A city staff report, tabled at committee of the whole on Jan. 19, found that 83 per cent of washrooms in the City of Victoria need either extensive or moderate to extensive upgrades and renovations.

Taxpayers should ask council what they have been spending their tax dollars on the last two terms, if not critical infrastructure such as public washrooms?

Good governance is about choices and making good decisions. Clearly, providing quality washrooms for residents and our tourists was not a priority, but should have been.

Council could easily find various non-essential items to trim in the 2023 budget to fund upgrades to public washrooms. Arguably, millions in excessive tax dollars are spent annually for non-essentials such as poet-and-artists-in-residence, public relations, public art, and community grants.

The new city council needs to make critical infrastructure needs such as roads, parks, traffic systems and public washrooms a priority.

Eleven of the city’s 18 park washrooms were opened prior to 1970 and haven’t been upgraded since, according to the report. Staff recommend two options to council – adopt a workplan that upgrades the neglected system in either four or seven years.

There are questions: When washrooms in restaurants and businesses were less available to the public during the pandemic the last three years, why wasn’t the city system upgraded? Why has maintenance been deferred up until now? Are homeless in parks magnifying? If active transportation is a priority for city hall, why weren’t the outdoor facilities also improved?
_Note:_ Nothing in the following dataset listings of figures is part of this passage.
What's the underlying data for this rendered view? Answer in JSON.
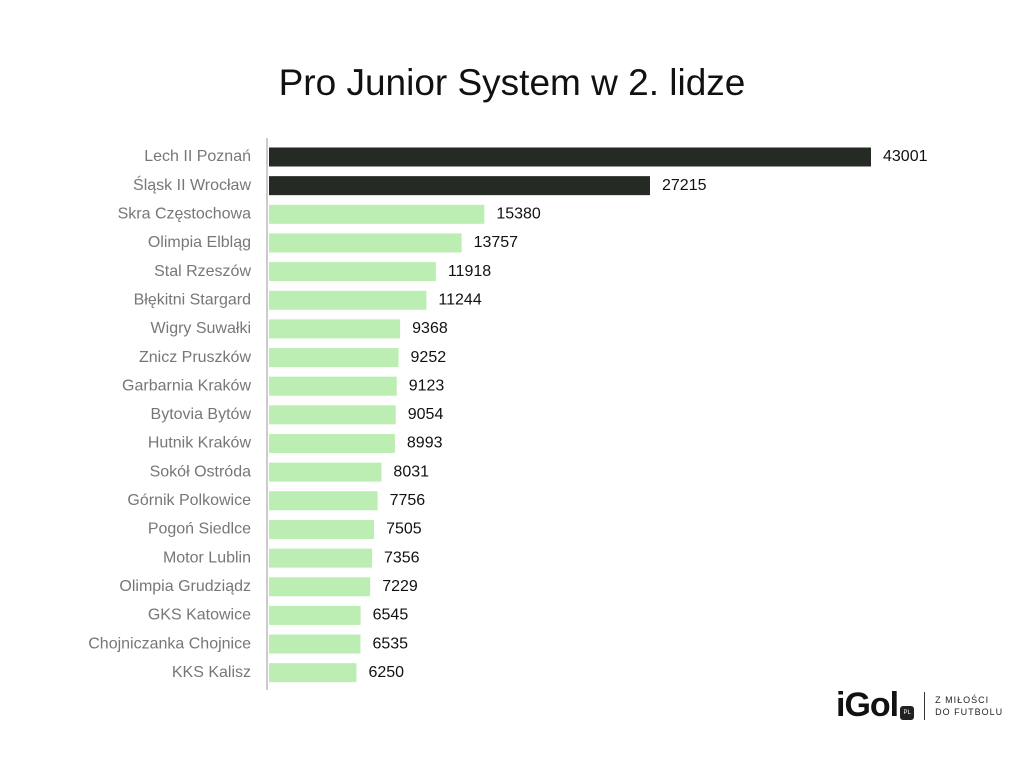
{
  "chart_data": {
    "type": "bar",
    "orientation": "horizontal",
    "title": "Pro Junior System w 2. lidze",
    "xlabel": "",
    "ylabel": "",
    "categories": [
      "Lech II Poznań",
      "Śląsk II Wrocław",
      "Skra Częstochowa",
      "Olimpia Elbląg",
      "Stal Rzeszów",
      "Błękitni Stargard",
      "Wigry Suwałki",
      "Znicz Pruszków",
      "Garbarnia Kraków",
      "Bytovia Bytów",
      "Hutnik Kraków",
      "Sokół Ostróda",
      "Górnik Polkowice",
      "Pogoń Siedlce",
      "Motor Lublin",
      "Olimpia Grudziądz",
      "GKS Katowice",
      "Chojniczanka Chojnice",
      "KKS Kalisz"
    ],
    "values": [
      43001,
      27215,
      15380,
      13757,
      11918,
      11244,
      9368,
      9252,
      9123,
      9054,
      8993,
      8031,
      7756,
      7505,
      7356,
      7229,
      6545,
      6535,
      6250
    ],
    "highlight_count": 2,
    "colors": {
      "highlight": "#262a25",
      "default": "#bcedb3",
      "axis": "#cccccc"
    },
    "xlim": [
      0,
      43001
    ],
    "grid": false
  },
  "logo": {
    "main": "iGol",
    "badge": "PL",
    "tagline_1": "Z MIŁOŚCI",
    "tagline_2": "DO FUTBOLU"
  }
}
Most were built between 1960-80 and require significant renovations to meet current accessibility standards and require renewal to address obsolescence.
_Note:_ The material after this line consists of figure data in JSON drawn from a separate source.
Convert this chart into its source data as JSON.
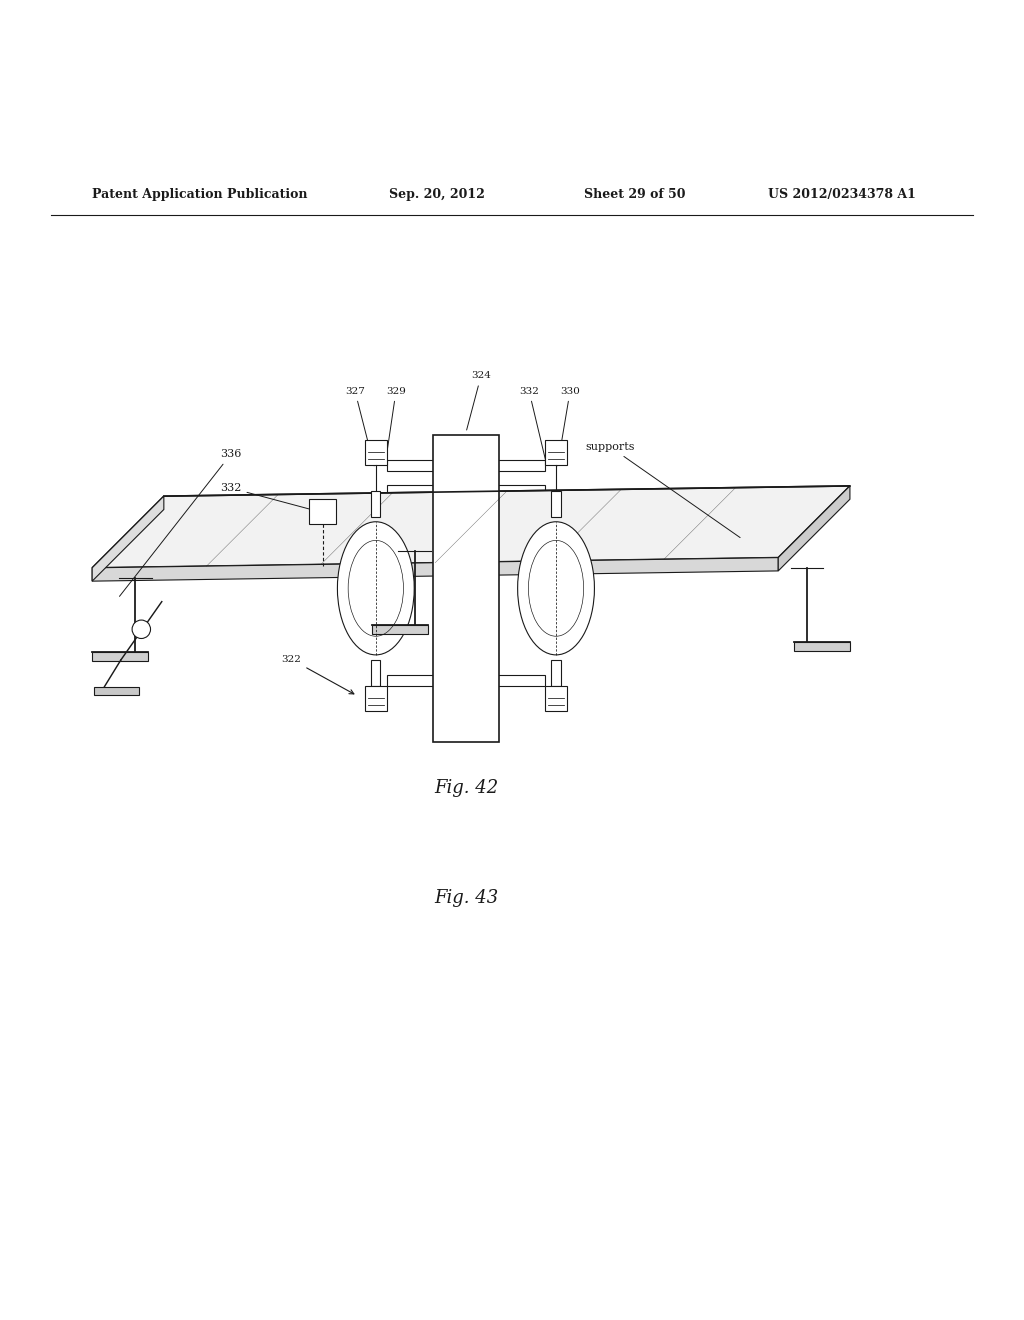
{
  "bg_color": "#ffffff",
  "header_text": "Patent Application Publication",
  "header_date": "Sep. 20, 2012",
  "header_sheet": "Sheet 29 of 50",
  "header_patent": "US 2012/0234378 A1",
  "fig42_caption": "Fig. 42",
  "fig43_caption": "Fig. 43",
  "line_color": "#1a1a1a"
}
The 23-page audit was undertaken on accessibility but does not address ways to mitigate the vandalism in city park washrooms. Upgrades and renovations to public washrooms should take into account vandalism – an expensive and perennial issue – and design the washrooms to address the problem.

Unfortunately, the Park Washrooms Accessibility Assessment report does not reference the millions of tax dollars also required to upgrade toilets outside parks in the downtown.